Verily Life Sciences — known as Google’s life sciences unit until last year — and Britain’s biggest drugmaker will together contribute £540 million ($715 million) over seven years to Galvani Bioelectronics, they said on Monday.
The new company, owned 55 per cent by GSK and 45 per cent by Verily, will be based at GSK’s Stevenage research centre north of London, with a second research hub in South San Francisco.
It is GSK’s second notable investment in Britain since the country voted to leave the European Union in June. Last week it announced plans to spend £275 million on drug manufacturing.
Galvani will develop miniaturised, implantable devices that can modify electrical nerve signals. The aim is to modulate irregular or altered impulses that occur in many illnesses.
GSK believes chronic conditions such as diabetes, arthritis and asthma could be treated using these tiny devices, which consist of an electronic collar that wraps around nerves.
Kris Famm, GSK’s head of bioelectronics research and/spresident of Galvani, said the first bioelectronic medicines using these implants to stimulate nerves could be submitted for regulatory approval by around 2023.
“We have had really promising results in animal tests, where we’ve shown we can address some chronic diseases with this mechanism, and now we are bringing that work into the clinic,” he told Reuters.
“Our goal is to have our first medicines ready for regulatory approval in seven years.” GSK first unveiled its ambitions in bioelectronics in a paper in the journal Nature three years ago and believes it is ahead of Big Pharma rivals in developing medicines that use electrical impulses rather than traditional chemicals or proteins.
The tie-up shows the growing convergence of health care and technology. Verily already has several other medical projects in the works, including the development of a smart contact lens in partnership with the Swiss drugmaker Novartis that has an embedded glucose sensor to help monitor diabetes.
Famm said the first generation of implants coming to market would be around the size of a medical pill but the aim eventually was to make them as small or smaller than a grain of rice, using the latest advances in nanotechnology.
Patients will be treated with keyhole surgery and the hope is that bioelectronic medicine could provide a one-off treatment, potentially lasting decades.
Major challenges including making the devices ultra low-power so that they function reliably deep inside the body.
The idea of treating serious disease with electrical impulses is not completely new.

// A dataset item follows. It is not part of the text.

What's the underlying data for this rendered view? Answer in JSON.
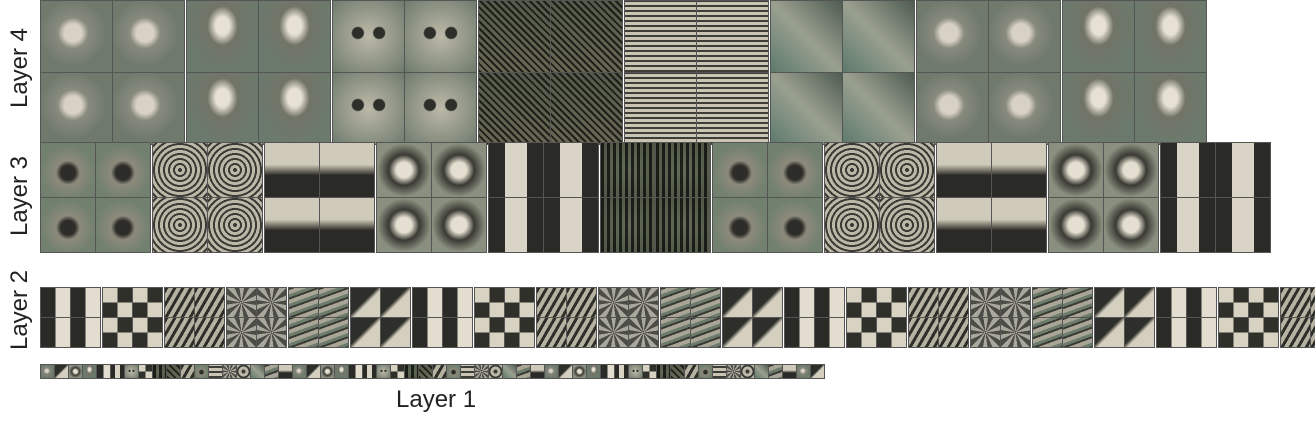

Large-scale electrical devices have been used for years as heart pacemakers and, more recently, deep brain stimulation has been applied to treat Parkinson’s disease and severe depression, while EnteroMedics last year won US approval for a device to help obese people control their appetite.
Galvani, however, is taking electrical interventions to the micro level, using tiny implants to coax insulin from cells to treat diabetes, for example, or correct muscle imbalances in lung diseases.
Galvani will initially employ around 30 scientists, engineers and clinicians.
The company will be chaired by Moncef Slaoui, GSK’s vaccines head, who pioneered the drugmaker’s drive into the bioelectronics field. Slaoui is retiring from GSK next March but will continue to steer Galvani after that date, a spokesman said.
Galvani will be fully consolidated in GSK’s financial statements, following the model of the group’s majority-owned ViiV Healthcare business, which sells HIV medicines.